Dehoga, der Deutsche Hotel- und Gaststättenverband, warnt angesichts der geplanten schärferen Zugangsregeln für die Gastronomie vor weiteren Umsatzeinbußen für die Betriebe.

"Die flächendeckende Einführung von 2G-plus-Zugangsregeln ist für viele Betriebe ein Desaster", sagte Hauptgeschäftsführerin Ingrid Hartges dem Nachrichtenportal watson. Auch von anderer Seite hat es Kritik an neuen Beschlüssen gegeben. So seien die Quarantäne-Regeln laut des Ärzteverbands Marburger Bund "medizinisch fragwürdig".

Hotel- und Gaststättenverband: Deutliche Umsatzeinbußen in Betrieben

Schon jetzt hätten die Betriebe gegenüber 2019 mit deutlichen Umsatzeinbußen zu kämpfen. "Jeder zweite Unternehmer bangt um seine Existenz", sagte Hartges.

Bund und Länder hatten am Freitag (7. Januar 2021) unter anderem eine 2G-plus-Regelung für Restaurants, Cafés oder Kneipen beschlossen. Künftig sollen demnach nur noch Geboosterte oder doppelt Geimpfte mit tagesaktuellem Test Zugang erhalten. Dehoga-Geschäftsführerin Hartges wies darauf hin, dass derzeit weniger als die Hälfte der Menschen im Land geboostert seien.

Außerdem sei mit langen Warteschlangen vor Testzentren zu rechnen, die nur begrenzte Öffnungszeiten hätten. "Das trifft alle Betriebe besonders hart, die von Spontanbesuchen und vielen jüngeren Gästen leben, die oftmals noch nicht geboostert sind." Wichtig sei es nun, dass Betrieben "ausreichend existenzsichernde Hilfen zur Verfügung gestellt würden", forderte Hartges.
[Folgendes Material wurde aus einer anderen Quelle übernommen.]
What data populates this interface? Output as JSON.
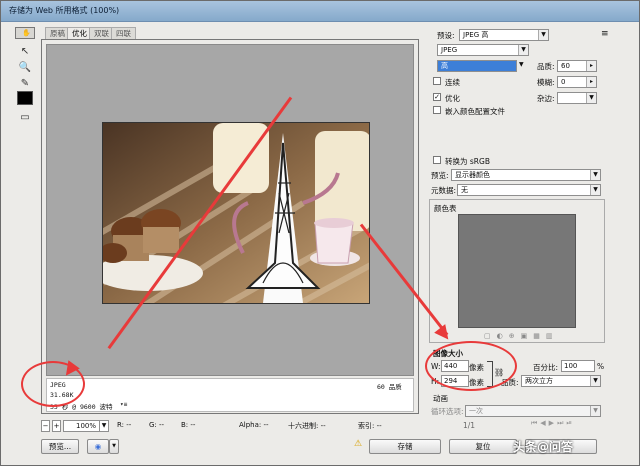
{
  "window": {
    "title": "存储为 Web 所用格式 (100%)"
  },
  "tabs": [
    "原稿",
    "优化",
    "双联",
    "四联"
  ],
  "info": {
    "format": "JPEG",
    "size": "31.68K",
    "time": "35 秒 @ 9600 波特",
    "quality": "60 品质"
  },
  "status": {
    "zoom": "100%",
    "r": "R: --",
    "g": "G: --",
    "b": "B: --",
    "alpha": "Alpha: --",
    "hex": "十六进制: --",
    "index": "索引: --"
  },
  "buttons": {
    "preview": "预览...",
    "save": "存储",
    "reset": "复位"
  },
  "settings": {
    "preset_label": "预设:",
    "preset_value": "JPEG 高",
    "format_value": "JPEG",
    "compression_value": "高",
    "quality_label": "品质:",
    "quality_value": "60",
    "progressive_label": "连续",
    "blur_label": "模糊:",
    "blur_value": "0",
    "optimized_label": "优化",
    "matte_label": "杂边:",
    "embed_profile_label": "嵌入颜色配置文件",
    "convert_srgb_label": "转换为 sRGB",
    "preview_label": "预览:",
    "preview_value": "显示器颜色",
    "metadata_label": "元数据:",
    "metadata_value": "无",
    "color_table_label": "颜色表"
  },
  "image_size": {
    "title": "图像大小",
    "w_label": "W:",
    "w_value": "440",
    "h_label": "H:",
    "h_value": "294",
    "unit": "像素",
    "percent_label": "百分比:",
    "percent_value": "100",
    "percent_unit": "%",
    "quality_label": "品质:",
    "quality_value": "两次立方"
  },
  "animation": {
    "title": "动画",
    "loop_label": "循环选项:",
    "loop_value": "一次",
    "frame": "1/1"
  },
  "watermark": "头条@问答",
  "colors": {
    "accent": "#e83a3a",
    "selection": "#3d7fd8"
  }
}
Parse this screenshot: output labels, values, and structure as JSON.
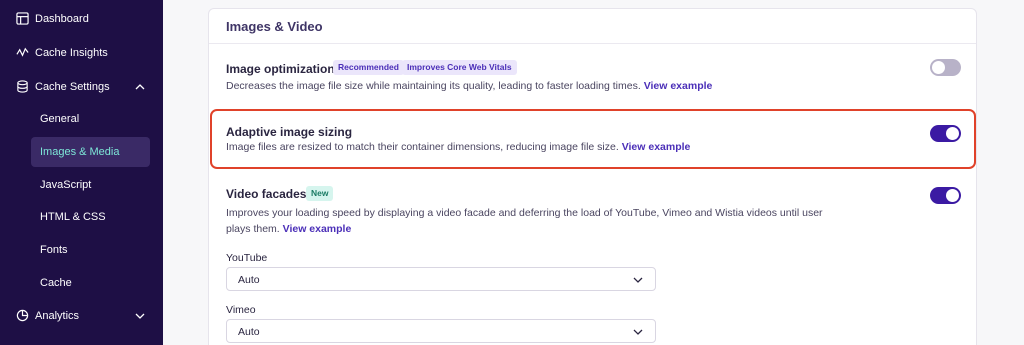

Notfalls müsse "nachjustiert werden".

Nach Start neuer Corona-Hilfen: Anträge vor allem aus Gastgewerbe

Die neue Überbrückungshilfe IV zum Ausgleich von Belastungen durch die Corona-Krise stößt nach dpa-Informationen vor allem im Gastgewerbe auf Nachfrage. Nach Angaben des Bundeswirtschaftsministeriums wurde unmittelbar mit dem Start der verbesserten Hilfen am Freitag ein Fördervolumen von fast 200.000 Euro beantragt. Die ersten Anträge seien unter anderem aus Bremen und Nordrhein-Westfalen eingereicht worden und hätten vor allem das Gastgewerbe betroffen, teilte das Ministerium am Samstag weiter mit.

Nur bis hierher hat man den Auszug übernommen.